Decoding Student Dialogue: A Multi-Dimensional Comparison and Bias Analysis of Large Language Models as Annotation Tools
Jie Cao, Zhanxin Hao, Jifan Yu
Abstract
Educational dialogue is critical for decoding student learning processes, yet manual annotation remains time-consuming. This study evaluates the efficacy of GPT-5.2 and Gemini-3 using three prompting strategies (few-shot, single-agent, and multi-agent reflection) across diverse subjects, educational levels, and four coding dimensions. Results indicate that while multi-agent prompting achieved the highest accuracy, the results did not reach statistical significance. Accuracy proved highly context-dependent, with significantly higher performance in K-12 datasets compared to university-level data, alongside disciplinary variations within the same educational level. Performance peaked in the affective dimension but remained lowest in the cognitive dimension.

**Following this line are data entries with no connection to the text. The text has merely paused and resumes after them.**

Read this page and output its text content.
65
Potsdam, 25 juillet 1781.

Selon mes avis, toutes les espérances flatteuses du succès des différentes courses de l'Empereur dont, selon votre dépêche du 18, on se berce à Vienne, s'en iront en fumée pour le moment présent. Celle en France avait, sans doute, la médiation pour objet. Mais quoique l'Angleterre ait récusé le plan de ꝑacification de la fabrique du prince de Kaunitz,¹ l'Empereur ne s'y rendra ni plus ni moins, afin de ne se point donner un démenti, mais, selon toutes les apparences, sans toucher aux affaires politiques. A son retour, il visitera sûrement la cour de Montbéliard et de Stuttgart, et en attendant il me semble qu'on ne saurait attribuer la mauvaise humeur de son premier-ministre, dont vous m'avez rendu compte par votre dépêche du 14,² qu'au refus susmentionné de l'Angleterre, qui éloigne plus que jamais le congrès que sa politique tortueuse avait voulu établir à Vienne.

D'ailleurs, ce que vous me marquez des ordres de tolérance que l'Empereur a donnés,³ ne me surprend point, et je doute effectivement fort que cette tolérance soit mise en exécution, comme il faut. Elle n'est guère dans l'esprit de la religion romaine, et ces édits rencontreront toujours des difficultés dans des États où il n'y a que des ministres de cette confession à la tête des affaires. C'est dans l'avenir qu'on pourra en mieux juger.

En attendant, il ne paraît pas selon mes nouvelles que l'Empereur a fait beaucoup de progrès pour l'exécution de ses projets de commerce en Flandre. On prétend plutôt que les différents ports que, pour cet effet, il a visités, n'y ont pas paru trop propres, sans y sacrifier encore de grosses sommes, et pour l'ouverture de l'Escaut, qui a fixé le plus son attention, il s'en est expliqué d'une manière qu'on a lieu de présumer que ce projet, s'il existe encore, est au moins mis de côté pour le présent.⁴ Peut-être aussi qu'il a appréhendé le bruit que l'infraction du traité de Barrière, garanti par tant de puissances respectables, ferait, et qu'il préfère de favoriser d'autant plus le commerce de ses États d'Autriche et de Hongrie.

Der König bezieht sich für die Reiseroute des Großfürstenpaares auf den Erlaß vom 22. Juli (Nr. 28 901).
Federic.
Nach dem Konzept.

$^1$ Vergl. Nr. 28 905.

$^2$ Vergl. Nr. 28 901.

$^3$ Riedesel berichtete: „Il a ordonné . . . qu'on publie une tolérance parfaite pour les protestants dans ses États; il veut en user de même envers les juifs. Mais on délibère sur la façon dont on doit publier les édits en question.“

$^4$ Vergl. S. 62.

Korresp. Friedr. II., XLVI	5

Furthermore, analysis revealed four bias patterns: (1) Gemini-3 exhibited a consistent optimistic bias in the affective dimension across all subjects; (2) the cognitive dimension displayed domain-specific directional bias, characterized by systematic underestimation in Mathematics versus overestimation in Psychology; (3) both models are more prone to overestimation than underestimation within the meta-cognitive dimension; and (4) behavioral categories such as question, negotiation, and statements were frequently misclassified. These results underscore the need for context-sensitive deployment and targeted mitigation of directional biases in automated annotation.